The coordinator may be the same person as the course responsible, or it may be a person who cooperates with the course responsible in handling the coordination of the course. Since courses that teaches through innovation and project work, with external clients and many students may be demanding in relation to time and resources, it may be a good idea to have a coordinator connected to the course’s team of teachers so that the course responsible is able to focus on the exam and possibly the disciplinary content of the teaching.

The coordinator should also cooperate with the course responsible and the rest of the team of educators on developing the course description, playbook and process design, in order for the coordinator to gain an insight into the course content and structure to be used when coordinating the course.

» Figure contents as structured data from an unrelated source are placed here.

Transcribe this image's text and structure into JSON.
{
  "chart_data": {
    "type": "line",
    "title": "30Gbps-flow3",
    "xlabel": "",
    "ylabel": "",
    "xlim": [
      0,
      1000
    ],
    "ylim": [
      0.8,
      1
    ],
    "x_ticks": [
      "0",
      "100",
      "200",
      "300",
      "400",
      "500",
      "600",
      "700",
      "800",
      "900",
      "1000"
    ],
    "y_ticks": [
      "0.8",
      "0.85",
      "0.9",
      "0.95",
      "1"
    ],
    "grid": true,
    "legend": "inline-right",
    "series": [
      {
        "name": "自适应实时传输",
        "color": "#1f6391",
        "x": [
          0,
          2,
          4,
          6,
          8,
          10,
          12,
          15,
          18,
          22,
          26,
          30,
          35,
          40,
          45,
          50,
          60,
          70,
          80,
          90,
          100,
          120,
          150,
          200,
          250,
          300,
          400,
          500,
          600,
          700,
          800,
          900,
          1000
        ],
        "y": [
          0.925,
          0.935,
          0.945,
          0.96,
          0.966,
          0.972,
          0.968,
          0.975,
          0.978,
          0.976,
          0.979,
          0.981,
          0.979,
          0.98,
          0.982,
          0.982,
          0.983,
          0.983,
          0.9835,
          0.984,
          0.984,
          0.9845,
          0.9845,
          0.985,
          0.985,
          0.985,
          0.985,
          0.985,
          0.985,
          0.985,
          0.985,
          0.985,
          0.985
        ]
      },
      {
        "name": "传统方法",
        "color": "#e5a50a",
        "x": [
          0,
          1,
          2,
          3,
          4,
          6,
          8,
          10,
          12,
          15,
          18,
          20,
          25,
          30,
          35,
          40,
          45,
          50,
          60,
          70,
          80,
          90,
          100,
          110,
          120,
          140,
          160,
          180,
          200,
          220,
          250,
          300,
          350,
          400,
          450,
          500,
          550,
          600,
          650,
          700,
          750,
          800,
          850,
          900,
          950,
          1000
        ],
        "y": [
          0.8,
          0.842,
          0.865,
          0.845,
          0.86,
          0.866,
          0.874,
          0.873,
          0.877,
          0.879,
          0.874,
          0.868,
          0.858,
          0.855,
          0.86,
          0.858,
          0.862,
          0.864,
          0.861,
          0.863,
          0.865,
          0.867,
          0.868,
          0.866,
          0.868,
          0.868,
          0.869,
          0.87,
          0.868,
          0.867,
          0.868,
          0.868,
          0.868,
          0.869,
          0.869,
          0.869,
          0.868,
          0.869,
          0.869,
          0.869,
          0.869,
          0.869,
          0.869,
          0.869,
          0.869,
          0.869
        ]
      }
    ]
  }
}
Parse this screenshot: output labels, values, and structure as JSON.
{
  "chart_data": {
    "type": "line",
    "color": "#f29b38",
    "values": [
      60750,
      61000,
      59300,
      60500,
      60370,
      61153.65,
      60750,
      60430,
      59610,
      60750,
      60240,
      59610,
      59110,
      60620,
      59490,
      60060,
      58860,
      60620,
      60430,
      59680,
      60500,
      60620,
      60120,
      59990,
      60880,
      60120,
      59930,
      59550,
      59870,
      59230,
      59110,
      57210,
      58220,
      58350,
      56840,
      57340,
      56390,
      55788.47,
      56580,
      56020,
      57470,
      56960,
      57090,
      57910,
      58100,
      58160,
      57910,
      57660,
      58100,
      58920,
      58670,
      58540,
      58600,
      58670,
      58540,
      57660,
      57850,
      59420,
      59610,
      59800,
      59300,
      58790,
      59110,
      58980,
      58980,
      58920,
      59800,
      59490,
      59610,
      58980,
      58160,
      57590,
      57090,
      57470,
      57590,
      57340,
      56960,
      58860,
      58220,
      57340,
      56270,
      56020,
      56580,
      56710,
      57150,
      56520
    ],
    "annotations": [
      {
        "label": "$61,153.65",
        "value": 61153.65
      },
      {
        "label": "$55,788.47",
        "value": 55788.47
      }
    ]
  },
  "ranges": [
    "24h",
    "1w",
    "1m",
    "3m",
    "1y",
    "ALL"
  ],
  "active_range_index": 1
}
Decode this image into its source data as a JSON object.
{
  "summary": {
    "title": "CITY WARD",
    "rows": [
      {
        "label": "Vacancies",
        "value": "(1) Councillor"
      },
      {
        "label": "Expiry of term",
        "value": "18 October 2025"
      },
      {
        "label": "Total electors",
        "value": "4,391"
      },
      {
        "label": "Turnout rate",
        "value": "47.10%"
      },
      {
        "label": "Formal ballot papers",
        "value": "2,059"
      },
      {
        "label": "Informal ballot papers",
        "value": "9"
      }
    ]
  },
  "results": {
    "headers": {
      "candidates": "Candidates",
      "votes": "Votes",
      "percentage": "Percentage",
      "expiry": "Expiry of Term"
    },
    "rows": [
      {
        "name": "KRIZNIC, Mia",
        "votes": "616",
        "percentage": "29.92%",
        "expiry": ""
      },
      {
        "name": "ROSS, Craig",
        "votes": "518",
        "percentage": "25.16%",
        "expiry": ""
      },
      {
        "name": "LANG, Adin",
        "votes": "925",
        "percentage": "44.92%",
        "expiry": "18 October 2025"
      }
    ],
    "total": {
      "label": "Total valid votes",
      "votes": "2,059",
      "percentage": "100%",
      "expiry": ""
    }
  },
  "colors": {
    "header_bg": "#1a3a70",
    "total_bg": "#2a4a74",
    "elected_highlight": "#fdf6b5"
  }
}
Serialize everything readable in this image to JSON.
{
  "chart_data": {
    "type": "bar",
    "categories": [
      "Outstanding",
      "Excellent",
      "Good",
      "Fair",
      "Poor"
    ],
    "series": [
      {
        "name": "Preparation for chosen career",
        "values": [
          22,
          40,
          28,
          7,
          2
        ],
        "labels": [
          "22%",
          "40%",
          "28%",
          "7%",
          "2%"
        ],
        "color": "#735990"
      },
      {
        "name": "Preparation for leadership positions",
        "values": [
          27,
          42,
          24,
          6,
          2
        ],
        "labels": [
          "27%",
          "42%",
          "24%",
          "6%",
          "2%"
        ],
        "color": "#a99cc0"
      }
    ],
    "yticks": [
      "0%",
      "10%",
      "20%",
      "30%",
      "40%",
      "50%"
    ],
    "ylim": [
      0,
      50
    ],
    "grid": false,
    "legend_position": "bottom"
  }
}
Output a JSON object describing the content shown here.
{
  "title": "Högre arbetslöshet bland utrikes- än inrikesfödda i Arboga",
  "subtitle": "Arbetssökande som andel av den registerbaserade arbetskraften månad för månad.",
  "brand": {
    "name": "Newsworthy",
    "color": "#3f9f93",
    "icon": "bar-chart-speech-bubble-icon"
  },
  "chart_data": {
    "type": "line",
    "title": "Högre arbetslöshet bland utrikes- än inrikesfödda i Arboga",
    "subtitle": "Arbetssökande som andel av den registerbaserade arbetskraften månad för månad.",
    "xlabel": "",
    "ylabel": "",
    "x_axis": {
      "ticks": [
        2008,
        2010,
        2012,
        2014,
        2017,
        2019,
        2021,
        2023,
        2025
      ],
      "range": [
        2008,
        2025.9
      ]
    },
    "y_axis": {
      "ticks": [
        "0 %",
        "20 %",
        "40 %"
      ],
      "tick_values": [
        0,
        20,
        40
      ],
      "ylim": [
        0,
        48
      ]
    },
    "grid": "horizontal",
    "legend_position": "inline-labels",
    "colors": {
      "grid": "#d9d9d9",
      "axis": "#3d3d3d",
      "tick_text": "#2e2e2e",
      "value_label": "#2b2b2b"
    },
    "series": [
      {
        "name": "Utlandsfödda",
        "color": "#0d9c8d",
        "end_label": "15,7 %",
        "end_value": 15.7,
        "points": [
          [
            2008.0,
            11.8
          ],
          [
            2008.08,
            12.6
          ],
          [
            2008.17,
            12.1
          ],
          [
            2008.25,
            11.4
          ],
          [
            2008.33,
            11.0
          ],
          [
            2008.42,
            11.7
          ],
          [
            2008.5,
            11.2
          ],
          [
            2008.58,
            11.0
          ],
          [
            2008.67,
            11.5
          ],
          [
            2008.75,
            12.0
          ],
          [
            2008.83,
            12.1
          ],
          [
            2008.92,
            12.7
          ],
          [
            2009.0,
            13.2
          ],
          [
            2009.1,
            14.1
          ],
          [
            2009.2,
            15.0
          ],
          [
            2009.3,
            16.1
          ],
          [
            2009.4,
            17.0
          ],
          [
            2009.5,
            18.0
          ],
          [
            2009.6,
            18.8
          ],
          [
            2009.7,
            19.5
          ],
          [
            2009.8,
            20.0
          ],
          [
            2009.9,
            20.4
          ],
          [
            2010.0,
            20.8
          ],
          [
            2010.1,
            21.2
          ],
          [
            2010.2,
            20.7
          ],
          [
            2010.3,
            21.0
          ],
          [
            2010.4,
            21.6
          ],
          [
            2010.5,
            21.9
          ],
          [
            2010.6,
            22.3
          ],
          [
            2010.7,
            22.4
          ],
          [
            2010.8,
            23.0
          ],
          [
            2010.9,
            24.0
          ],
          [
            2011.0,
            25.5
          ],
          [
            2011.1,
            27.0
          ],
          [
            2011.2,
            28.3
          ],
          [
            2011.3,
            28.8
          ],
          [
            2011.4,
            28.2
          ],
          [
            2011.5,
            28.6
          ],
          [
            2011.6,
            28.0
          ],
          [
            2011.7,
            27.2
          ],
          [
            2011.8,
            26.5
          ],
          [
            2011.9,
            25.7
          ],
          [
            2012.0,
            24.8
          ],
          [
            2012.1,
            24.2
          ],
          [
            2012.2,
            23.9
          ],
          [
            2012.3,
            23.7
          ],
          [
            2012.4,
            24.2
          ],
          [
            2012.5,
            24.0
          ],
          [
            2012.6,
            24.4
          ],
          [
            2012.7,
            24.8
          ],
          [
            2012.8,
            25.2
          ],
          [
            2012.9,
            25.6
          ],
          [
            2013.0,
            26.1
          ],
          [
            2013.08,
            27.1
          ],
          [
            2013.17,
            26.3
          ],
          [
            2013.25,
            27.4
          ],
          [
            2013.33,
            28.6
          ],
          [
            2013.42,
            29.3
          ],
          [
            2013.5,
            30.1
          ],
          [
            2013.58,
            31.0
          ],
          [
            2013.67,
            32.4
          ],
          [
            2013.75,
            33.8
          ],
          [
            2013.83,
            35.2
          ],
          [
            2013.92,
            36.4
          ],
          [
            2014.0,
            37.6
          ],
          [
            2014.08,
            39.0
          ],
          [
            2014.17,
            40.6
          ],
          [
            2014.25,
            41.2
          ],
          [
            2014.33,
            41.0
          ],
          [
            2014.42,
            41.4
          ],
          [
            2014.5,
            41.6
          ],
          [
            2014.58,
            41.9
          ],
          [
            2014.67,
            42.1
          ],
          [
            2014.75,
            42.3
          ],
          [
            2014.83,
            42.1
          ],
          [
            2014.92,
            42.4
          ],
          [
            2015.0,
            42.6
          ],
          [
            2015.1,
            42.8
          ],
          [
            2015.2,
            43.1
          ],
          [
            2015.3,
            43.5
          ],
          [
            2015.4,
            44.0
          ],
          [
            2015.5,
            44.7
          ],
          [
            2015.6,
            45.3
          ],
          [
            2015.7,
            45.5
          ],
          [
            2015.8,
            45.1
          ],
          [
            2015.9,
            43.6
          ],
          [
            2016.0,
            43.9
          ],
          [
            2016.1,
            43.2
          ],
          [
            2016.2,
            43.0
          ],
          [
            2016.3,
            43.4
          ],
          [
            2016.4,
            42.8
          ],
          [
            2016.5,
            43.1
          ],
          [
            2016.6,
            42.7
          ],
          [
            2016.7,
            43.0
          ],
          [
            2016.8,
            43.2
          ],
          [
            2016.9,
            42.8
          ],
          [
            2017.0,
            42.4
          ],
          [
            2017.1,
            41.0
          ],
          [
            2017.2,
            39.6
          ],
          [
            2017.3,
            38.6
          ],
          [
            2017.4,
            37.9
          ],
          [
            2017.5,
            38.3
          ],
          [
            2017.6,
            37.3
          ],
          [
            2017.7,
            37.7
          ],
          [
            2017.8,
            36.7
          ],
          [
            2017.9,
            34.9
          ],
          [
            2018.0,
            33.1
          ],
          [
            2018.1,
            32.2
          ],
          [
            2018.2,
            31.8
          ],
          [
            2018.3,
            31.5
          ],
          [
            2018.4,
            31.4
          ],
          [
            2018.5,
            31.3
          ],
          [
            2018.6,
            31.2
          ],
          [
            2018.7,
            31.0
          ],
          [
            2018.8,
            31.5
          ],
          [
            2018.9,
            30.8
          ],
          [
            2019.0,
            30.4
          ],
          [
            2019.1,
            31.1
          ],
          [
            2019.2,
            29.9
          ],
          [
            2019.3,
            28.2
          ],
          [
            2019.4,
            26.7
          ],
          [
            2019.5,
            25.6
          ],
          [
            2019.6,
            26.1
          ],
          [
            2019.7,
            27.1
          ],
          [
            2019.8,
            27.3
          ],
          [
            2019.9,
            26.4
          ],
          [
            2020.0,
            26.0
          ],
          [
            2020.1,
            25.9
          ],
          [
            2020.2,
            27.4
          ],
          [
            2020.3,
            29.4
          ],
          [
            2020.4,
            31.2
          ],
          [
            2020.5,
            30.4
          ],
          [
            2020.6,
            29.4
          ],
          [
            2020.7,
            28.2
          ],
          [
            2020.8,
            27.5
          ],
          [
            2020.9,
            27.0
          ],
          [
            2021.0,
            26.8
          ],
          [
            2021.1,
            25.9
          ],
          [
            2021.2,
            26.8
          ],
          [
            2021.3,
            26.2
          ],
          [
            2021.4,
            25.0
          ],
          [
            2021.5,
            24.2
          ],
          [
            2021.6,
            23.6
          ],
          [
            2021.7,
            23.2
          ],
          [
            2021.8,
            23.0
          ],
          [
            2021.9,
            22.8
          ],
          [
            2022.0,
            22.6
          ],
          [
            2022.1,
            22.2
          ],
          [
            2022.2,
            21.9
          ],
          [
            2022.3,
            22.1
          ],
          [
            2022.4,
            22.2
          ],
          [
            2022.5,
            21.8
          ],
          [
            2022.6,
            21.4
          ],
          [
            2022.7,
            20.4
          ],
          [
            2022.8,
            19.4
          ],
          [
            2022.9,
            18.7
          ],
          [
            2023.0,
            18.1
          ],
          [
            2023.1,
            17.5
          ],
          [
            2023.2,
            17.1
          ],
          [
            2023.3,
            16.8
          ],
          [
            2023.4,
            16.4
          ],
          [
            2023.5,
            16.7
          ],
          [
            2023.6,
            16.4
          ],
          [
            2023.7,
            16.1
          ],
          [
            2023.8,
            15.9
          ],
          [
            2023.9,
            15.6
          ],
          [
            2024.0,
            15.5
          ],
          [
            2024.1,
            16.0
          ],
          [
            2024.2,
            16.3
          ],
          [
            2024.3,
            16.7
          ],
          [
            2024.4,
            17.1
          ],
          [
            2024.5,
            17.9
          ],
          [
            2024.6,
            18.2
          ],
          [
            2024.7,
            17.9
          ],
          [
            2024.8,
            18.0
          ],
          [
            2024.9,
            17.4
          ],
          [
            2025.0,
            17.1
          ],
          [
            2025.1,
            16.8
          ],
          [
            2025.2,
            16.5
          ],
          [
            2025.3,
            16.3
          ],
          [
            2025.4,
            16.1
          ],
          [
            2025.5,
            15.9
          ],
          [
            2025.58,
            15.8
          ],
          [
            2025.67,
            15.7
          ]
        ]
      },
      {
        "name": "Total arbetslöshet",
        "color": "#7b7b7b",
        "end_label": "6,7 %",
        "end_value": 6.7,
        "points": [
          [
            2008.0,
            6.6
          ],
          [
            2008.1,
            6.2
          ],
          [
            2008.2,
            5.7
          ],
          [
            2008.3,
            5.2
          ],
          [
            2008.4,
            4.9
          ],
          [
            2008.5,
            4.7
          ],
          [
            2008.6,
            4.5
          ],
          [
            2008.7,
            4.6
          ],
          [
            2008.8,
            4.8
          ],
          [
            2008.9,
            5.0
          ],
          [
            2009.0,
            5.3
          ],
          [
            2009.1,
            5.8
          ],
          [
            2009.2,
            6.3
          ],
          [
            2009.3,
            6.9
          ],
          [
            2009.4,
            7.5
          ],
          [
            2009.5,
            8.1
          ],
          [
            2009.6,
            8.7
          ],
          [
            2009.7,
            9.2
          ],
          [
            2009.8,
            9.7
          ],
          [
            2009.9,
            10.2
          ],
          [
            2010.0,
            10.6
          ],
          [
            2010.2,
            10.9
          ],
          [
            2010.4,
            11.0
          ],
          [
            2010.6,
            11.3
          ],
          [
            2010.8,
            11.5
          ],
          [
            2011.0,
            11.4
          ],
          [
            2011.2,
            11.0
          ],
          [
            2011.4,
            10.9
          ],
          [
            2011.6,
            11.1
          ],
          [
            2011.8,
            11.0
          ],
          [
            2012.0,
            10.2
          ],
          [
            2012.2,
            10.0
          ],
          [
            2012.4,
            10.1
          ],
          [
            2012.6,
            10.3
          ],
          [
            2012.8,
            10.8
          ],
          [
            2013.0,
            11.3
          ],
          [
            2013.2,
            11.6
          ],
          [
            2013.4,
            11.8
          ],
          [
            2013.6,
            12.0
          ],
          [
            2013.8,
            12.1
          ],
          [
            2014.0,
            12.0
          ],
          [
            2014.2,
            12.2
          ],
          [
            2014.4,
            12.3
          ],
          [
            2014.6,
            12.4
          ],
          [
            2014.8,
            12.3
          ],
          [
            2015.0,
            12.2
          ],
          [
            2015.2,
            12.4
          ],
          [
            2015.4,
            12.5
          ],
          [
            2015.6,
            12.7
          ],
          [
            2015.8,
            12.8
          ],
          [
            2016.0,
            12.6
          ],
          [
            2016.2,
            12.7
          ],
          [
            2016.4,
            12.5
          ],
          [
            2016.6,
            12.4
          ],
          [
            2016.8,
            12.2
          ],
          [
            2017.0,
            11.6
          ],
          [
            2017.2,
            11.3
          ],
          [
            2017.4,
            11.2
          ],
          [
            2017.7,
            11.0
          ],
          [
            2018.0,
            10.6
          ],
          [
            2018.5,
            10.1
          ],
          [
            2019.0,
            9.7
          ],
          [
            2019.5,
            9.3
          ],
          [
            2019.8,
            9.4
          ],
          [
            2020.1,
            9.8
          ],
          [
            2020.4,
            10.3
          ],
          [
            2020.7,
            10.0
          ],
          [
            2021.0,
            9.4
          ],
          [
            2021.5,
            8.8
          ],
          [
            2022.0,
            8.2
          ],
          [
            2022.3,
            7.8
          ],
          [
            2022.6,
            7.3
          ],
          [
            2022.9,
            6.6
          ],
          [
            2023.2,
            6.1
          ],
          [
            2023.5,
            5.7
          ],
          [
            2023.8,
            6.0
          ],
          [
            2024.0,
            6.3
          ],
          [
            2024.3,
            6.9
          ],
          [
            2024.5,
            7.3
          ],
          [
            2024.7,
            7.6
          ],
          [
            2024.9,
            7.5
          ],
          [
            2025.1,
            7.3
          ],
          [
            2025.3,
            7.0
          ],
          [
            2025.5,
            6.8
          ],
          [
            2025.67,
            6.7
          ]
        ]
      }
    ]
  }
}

Cases and external cooperation

In relation to case based project work it is especially relevant to assign a coordinator to the course who will take care of:

  • Finding suitable cases, preparing cases and cooperation agreements with external organisations (regarding e.g. confidentiality and idea protection)
  • To handle the contact with external organisations before the course begins and throughout the course.
  • To supply other relevant materials from the external organisations that provide the students with the best preconditions for solving the case: internal reports, visual material, statistics and so on.

Read more about Cases and external collaboration here


Teaching materials

The coordinator should have an overview of the teaching materials used during the course. The teaching materials are used in order to support the students’ process during an I&E course and should be available to all students and teachers of the course, preferably printed. The teaching material may for example be:

  • Course process model
  • Program / Weekly plan for the course
  • Practical information, including information on educators, rooms, exams and so on.
  • Descriptions of deliverables
  • Case descriptions
  • Group contracts
  • Guidance on methods/exercises that the students facilitate themselves within their teams

Read more about Teaching materials and find concrete examples of applied teaching materials in I&E courses.



  • If the teacher is responsible for the examination of the students taking the course, this may influence which types of roles that are appropriate for the teacher to take on. This is especially applicable in relation to facilitating the students and handling potential conflicts in relation to group work, as this kind of guidance demands a certain confidence between the teacher and the students in order to work. There may be certain aspects of the students’ group work and general activities which the examination teacher should not be informed of and which should not affect the exam results.
  • It may also be inappropriate of the examination teacher to be evaluating and giving feedback on the students’ ideas as biases may occur as the teacher (unintentionally) may affect the students’ ideas and solutions in a certain direction.